Why Did I Receive a Cease and Desist Letter for Trademark or Copyright Infringement? - What to Consider
What should I do if I receive a cease and desist letter? Am I liable for trademark infringement? Am I liable for copyright infringement? Do I have to change my trademark?
After receiving a cease and desist letter, you will likely want to consider the following.
Did the other party wait too long to enforce their rights?
Laches is an equitable defense, that can be asserted when one party unreasonably delays moving forward with a legal claim.
A defense of laches to an infringement claim is based on:
- The timing of when the opposing party knew or should have known of your use of the trademarked or copyrighted content and when they chose to take action against it.
- Whether any unreasonable delay resulted in an undue hardship on you. For example, you invested significant resources behind your trademark.
are the trademarks at issue descriptive or generic?
It is not uncommon for someone with a trademark that is not even eligible to be registered, to claim their trademark is being infringed upon. Don't fall for this.
- Is your trademark or the opposing side's trademark descriptive?
- If so, has the trademark acquired the required level of distinctiveness to be allowed federal registration?
- For more information on registering descriptive trademarks, see The Path To Registering a Descriptive Trademark- A Risky Road
- Are others using the trademark at issue on similar goods or services, thereby weakening its protection or making the trademark generic?
WHO HAS ESTABLISHED PRIORITY OF USE FOR THE TRADEMARK?
Don’t just give up because you did not file a federal trademark application.
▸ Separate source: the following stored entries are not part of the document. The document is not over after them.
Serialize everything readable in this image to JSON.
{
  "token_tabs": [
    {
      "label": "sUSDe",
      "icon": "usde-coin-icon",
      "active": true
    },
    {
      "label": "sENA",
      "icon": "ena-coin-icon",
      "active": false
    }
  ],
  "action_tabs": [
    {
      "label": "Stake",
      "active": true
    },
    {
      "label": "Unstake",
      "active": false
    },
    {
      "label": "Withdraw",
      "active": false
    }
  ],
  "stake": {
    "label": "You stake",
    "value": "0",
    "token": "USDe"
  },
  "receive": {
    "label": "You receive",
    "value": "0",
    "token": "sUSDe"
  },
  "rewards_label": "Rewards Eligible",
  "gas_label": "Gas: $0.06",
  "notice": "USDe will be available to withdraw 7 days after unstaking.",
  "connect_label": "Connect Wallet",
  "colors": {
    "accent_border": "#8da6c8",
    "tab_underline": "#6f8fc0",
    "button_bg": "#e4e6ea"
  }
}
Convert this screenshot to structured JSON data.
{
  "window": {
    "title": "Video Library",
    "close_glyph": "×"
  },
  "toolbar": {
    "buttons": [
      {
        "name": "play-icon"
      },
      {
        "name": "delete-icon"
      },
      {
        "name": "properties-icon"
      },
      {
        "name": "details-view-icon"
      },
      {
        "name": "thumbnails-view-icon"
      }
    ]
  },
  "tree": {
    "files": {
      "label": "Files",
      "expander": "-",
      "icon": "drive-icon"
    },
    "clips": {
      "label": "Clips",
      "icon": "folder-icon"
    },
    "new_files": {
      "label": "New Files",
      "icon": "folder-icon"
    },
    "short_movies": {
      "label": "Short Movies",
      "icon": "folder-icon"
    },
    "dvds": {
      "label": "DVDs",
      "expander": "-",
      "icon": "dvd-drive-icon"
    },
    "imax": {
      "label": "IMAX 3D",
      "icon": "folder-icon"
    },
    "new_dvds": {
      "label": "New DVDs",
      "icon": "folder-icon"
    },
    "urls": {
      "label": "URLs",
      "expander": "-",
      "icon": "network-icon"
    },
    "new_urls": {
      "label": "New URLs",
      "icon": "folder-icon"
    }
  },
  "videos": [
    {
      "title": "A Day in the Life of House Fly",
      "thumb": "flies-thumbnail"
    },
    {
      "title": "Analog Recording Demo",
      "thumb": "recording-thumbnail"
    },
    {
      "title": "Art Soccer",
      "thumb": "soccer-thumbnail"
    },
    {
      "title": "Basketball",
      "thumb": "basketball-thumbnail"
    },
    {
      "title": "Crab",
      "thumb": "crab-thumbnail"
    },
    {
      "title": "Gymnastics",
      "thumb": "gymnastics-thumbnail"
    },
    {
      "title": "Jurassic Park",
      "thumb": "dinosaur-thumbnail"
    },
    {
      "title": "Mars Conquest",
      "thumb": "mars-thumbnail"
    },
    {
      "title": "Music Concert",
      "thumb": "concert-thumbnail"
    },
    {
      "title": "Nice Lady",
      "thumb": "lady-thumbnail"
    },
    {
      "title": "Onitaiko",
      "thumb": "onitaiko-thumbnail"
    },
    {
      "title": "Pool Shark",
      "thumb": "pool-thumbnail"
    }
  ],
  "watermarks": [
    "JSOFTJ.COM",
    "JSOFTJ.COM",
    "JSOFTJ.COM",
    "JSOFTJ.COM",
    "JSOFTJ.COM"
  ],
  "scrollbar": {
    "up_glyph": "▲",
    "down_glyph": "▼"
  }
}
Common law rights that are established by actual use of a trademark can be just as strong.
- Typically the first party to file an intent to use application or to use the trademark in interstate commerce is viewed as having priority.
- This does not, however, mean that they have all rights to the trademark or any ability to force you to change your trademark.
- It may turn out that you are not infringing at all and the party claiming infringement is actually infringing themselves.
is this a case of trademark or copyright infringement?
Just because someone accuses you of trademark or copyright infringement does not mean you are actually liable for either.
- Are the trademarks similar in nature?
- Do you have a valid defense of fair use to a claim of copyright infringement?
Take Note of Any Mistakes You May Have Made
It is important to understand why you may have received a cease and desist letter.
- Did you or an attorney conduct a comprehensive trademark clearance search prior to using a name, logo, or slogan?
- Did you use content that was not your own without conducting a copyright search and seeking proper permissions?
- Did you register your trademarks and copyrights to put others on notice of your ownership and legal rights?